Annual meetings must take place as well. Failure to meet this requirement may result in a penalty or loss of your entity status. You must follow your state’s LLC laws and submit the appropriate forms every year before the due date, according to your company records book.
If you cannot hold an official meeting for some reason, it is sufficient to request a written resolution from each member regarding any important decisions made throughout the year.

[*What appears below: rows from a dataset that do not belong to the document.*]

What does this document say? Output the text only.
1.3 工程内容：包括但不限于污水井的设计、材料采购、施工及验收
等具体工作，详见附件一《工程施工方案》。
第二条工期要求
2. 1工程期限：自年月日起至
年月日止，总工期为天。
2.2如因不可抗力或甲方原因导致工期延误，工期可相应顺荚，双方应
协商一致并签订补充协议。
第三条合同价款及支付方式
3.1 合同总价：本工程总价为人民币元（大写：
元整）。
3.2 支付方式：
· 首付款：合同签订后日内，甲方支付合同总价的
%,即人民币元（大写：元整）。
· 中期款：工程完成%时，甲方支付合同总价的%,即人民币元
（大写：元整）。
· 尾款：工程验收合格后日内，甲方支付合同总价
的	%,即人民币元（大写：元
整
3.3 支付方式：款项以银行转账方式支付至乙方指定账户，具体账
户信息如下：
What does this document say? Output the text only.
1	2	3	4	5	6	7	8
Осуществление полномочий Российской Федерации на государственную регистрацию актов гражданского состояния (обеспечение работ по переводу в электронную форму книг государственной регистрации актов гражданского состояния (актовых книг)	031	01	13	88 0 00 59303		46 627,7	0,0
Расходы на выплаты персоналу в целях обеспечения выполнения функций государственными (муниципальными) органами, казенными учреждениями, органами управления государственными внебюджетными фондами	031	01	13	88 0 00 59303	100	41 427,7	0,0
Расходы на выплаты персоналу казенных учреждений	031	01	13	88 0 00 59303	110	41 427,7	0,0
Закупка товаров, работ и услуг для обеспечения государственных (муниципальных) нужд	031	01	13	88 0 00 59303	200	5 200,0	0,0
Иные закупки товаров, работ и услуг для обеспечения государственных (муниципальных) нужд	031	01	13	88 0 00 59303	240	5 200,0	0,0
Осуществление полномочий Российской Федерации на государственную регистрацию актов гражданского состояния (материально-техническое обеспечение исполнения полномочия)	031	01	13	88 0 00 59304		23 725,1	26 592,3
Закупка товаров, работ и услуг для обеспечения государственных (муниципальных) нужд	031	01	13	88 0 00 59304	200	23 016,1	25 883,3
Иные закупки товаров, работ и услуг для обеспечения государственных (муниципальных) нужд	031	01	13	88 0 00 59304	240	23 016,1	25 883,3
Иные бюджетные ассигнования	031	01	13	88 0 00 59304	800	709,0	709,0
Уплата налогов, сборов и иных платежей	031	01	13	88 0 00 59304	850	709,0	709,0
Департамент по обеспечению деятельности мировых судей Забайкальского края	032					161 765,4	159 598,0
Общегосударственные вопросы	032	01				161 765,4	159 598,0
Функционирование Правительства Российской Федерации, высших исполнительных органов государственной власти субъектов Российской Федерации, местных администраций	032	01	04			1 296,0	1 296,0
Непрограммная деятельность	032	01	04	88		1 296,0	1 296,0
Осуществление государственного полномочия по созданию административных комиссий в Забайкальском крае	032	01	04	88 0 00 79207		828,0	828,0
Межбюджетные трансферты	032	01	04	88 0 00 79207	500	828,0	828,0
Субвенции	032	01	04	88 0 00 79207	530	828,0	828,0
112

Some states require annual meetings whether you want them or not! This can be inconvenient if you are short on time but still, wish to maintain full control over your company and its assets. In other words, check with your local Secretary of State before you start planning those “no-notice” holidays!
Real estate investing
Most real estate investors choose to use an LLC because of how it protects them from legal liability. Also, you will be able to claim all rental income (and expenses) on your personal tax return, whereas corporations may have restrictions on what percentage of the company’s income can go toward individual benefits.
Finally, the corporate tax rate for C-corps is roughly 40%, compared with less than half that for single-member LLCs.
The information in this article was intended to provide a general idea of the steps required in order to form your own LLC. However, it is best to seek assistance from an experienced professional who specializes in business formation laws before attempting any type of action.
This objective will help ensure that your company meets all local and federal requirements, which can significantly simplify the entire process.